I think taking on some of the tasks that would typically be thought of as stereotypical mom things, and not taking for granted that you’re just going to be able to have the baby and continue to live your life as if you didn’t have the baby. I think a lot of times what happens is you become a parent and then you’re supposed to return to work as if nothing ever happened, and it’s a lot easier for dads than moms to do that, both physically and because of the way our society works and the way the American workplace works.

Dads, I think, are less at risk of losing their jobs or not getting promoted if they acknowledge that they’re doing father things, so I think they can do things like say, I can’t do the drinks after work, can we do a lunchtime thing?

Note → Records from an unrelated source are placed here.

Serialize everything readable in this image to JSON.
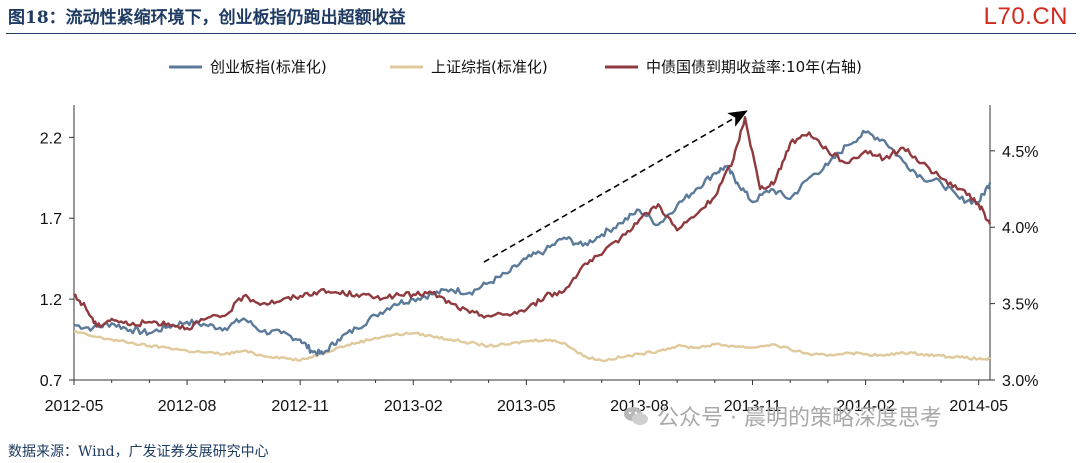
{
  "header": {
    "title": "图18：流动性紧缩环境下，创业板指仍跑出超额收益",
    "brand": "L70.CN"
  },
  "footer": {
    "source": "数据来源：Wind，广发证券发展研究中心",
    "watermark": "公众号 · 晨明的策略深度思考"
  },
  "colors": {
    "gem": "#5b7a99",
    "sse": "#e0c99b",
    "bond": "#8f3a3e",
    "arrow": "#000000"
  },
  "chart_data": {
    "type": "line",
    "title": "",
    "x_ticks": [
      "2012-05",
      "2012-08",
      "2012-11",
      "2013-02",
      "2013-05",
      "2013-08",
      "2013-11",
      "2014-02",
      "2014-05"
    ],
    "x_range": [
      "2012-05",
      "2014-05.3"
    ],
    "y_left": {
      "range": [
        0.7,
        2.4
      ],
      "ticks": [
        "0.7",
        "1.2",
        "1.7",
        "2.2"
      ]
    },
    "y_right": {
      "range": [
        3.0,
        4.8
      ],
      "ticks": [
        "3.0%",
        "3.5%",
        "4.0%",
        "4.5%"
      ]
    },
    "grid": false,
    "legend_position": "top",
    "annotation": "dashed upward arrow from 2013-04 to 2013-11",
    "series": [
      {
        "name": "创业板指(标准化)",
        "axis": "left",
        "x": [
          0,
          0.5,
          1,
          1.5,
          2,
          2.5,
          3,
          3.5,
          4,
          4.5,
          5,
          5.5,
          6,
          6.3,
          6.6,
          7,
          7.5,
          8,
          8.5,
          9,
          9.5,
          10,
          10.5,
          11,
          11.5,
          12,
          12.5,
          13,
          13.5,
          14,
          14.5,
          15,
          15.5,
          16,
          16.5,
          17,
          17.3,
          17.6,
          18,
          18.5,
          19,
          19.5,
          20,
          20.5,
          21,
          21.5,
          22,
          22.5,
          23,
          23.5,
          24,
          24.3
        ],
        "values": [
          1.04,
          1.02,
          1.05,
          1.01,
          0.99,
          1.03,
          1.06,
          1.04,
          1.02,
          1.08,
          1.0,
          0.99,
          0.95,
          0.88,
          0.86,
          0.95,
          1.02,
          1.1,
          1.17,
          1.2,
          1.23,
          1.26,
          1.24,
          1.3,
          1.36,
          1.45,
          1.5,
          1.58,
          1.53,
          1.6,
          1.67,
          1.75,
          1.66,
          1.78,
          1.88,
          1.98,
          2.02,
          1.92,
          1.8,
          1.88,
          1.82,
          1.95,
          2.03,
          2.15,
          2.23,
          2.18,
          2.05,
          1.95,
          1.92,
          1.82,
          1.8,
          1.92
        ]
      },
      {
        "name": "上证综指(标准化)",
        "axis": "left",
        "x": [
          0,
          0.5,
          1,
          1.5,
          2,
          2.5,
          3,
          3.5,
          4,
          4.5,
          5,
          5.5,
          6,
          6.5,
          7,
          7.5,
          8,
          8.5,
          9,
          9.5,
          10,
          10.5,
          11,
          11.5,
          12,
          12.5,
          13,
          13.5,
          14,
          14.5,
          15,
          15.5,
          16,
          16.5,
          17,
          17.5,
          18,
          18.5,
          19,
          19.5,
          20,
          20.5,
          21,
          21.5,
          22,
          22.5,
          23,
          23.5,
          24,
          24.3
        ],
        "values": [
          1.0,
          0.97,
          0.95,
          0.93,
          0.91,
          0.9,
          0.88,
          0.87,
          0.86,
          0.88,
          0.85,
          0.84,
          0.82,
          0.86,
          0.9,
          0.93,
          0.96,
          0.98,
          0.99,
          0.97,
          0.95,
          0.93,
          0.91,
          0.92,
          0.94,
          0.95,
          0.93,
          0.85,
          0.82,
          0.84,
          0.86,
          0.88,
          0.91,
          0.9,
          0.92,
          0.91,
          0.9,
          0.92,
          0.89,
          0.86,
          0.85,
          0.87,
          0.86,
          0.85,
          0.87,
          0.86,
          0.85,
          0.84,
          0.83,
          0.83
        ]
      },
      {
        "name": "中债国债到期收益率:10年(右轴)",
        "axis": "right",
        "x": [
          0,
          0.3,
          0.6,
          1,
          1.5,
          2,
          2.5,
          3,
          3.5,
          4,
          4.5,
          5,
          5.5,
          6,
          6.5,
          7,
          7.5,
          8,
          8.5,
          9,
          9.5,
          10,
          10.5,
          11,
          11.5,
          12,
          12.5,
          13,
          13.5,
          14,
          14.5,
          15,
          15.5,
          16,
          16.5,
          17,
          17.5,
          17.8,
          18.2,
          18.6,
          19,
          19.5,
          20,
          20.5,
          21,
          21.5,
          22,
          22.5,
          23,
          23.5,
          24,
          24.3
        ],
        "values": [
          3.55,
          3.48,
          3.35,
          3.4,
          3.36,
          3.38,
          3.37,
          3.34,
          3.4,
          3.42,
          3.55,
          3.5,
          3.52,
          3.55,
          3.58,
          3.57,
          3.56,
          3.54,
          3.55,
          3.56,
          3.57,
          3.5,
          3.44,
          3.42,
          3.43,
          3.46,
          3.55,
          3.58,
          3.75,
          3.82,
          3.93,
          4.05,
          4.15,
          3.98,
          4.08,
          4.2,
          4.45,
          4.72,
          4.25,
          4.3,
          4.55,
          4.62,
          4.5,
          4.42,
          4.5,
          4.45,
          4.52,
          4.42,
          4.32,
          4.25,
          4.15,
          4.02
        ]
      }
    ]
  }
}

The cover of Weird Parenting Wins, by Hillary Frank Courtesy of Penguin Random House

Anna North

A big difference between when my parents had me and today, when I’m a first-time parent, is the internet, which is this incredible double-edged sword. It feels like there is a glut of parenting information in our lives now — how can that information help us but also harm us?

Hillary Frank

So much of the stuff that’s online is sensationalized, and I think a lot of media about parenthood is positioned in a way to pit us against each other — all of the “mommy wars,” do you stay at home or work, do you bottle-feed or breastfeed, are you a co-sleeper or not. It’s as if you have to take one side or another, but in reality, I don’t know parents who live like that. Most of the people I know, it’s all gray areas and you’re just doing whatever works. One of the things I do in my life is not pay attention to a lot of it. I’m on social media as little as possible because I find it too noisy. I find my interactions with people in real life to be a lot more helpful.

Anna North

The “wins” in your book aren’t necessarily going to work for every kid, but reading them, I found there was something soothing about knowing that other parents had to do something bizarre to get their kids to stop crying. What would you say you’re offering parents with this book?

Hillary Frank

The main thing I’m offering with these stories is encouraging parents to get creative and to trust their own instincts. I think we all know our kids best, and every kid is different, every parent is different, every relationship is different, and so of course different things are going to work for different parents and kids. What this book is doing is encouraging you to just go down that path even if it seems really weird — like, yeah, grab that electric toothbrush and use it to soothe your kid. It’s also encouraging parents to find ways to care for themselves, because it’s hard to even think creatively if you are going out of your mind.

Anna North

What was most surprising to you about working on Weird Parenting Wins and The Longest Shortest Time?

Hillary Frank

What’s surprised me the most is that parents are capable of having rational conversations about parenthood and even disagree without getting out of control. The thing I’ve learned is that people really do just want to relate to each other, while the internet would have us think otherwise.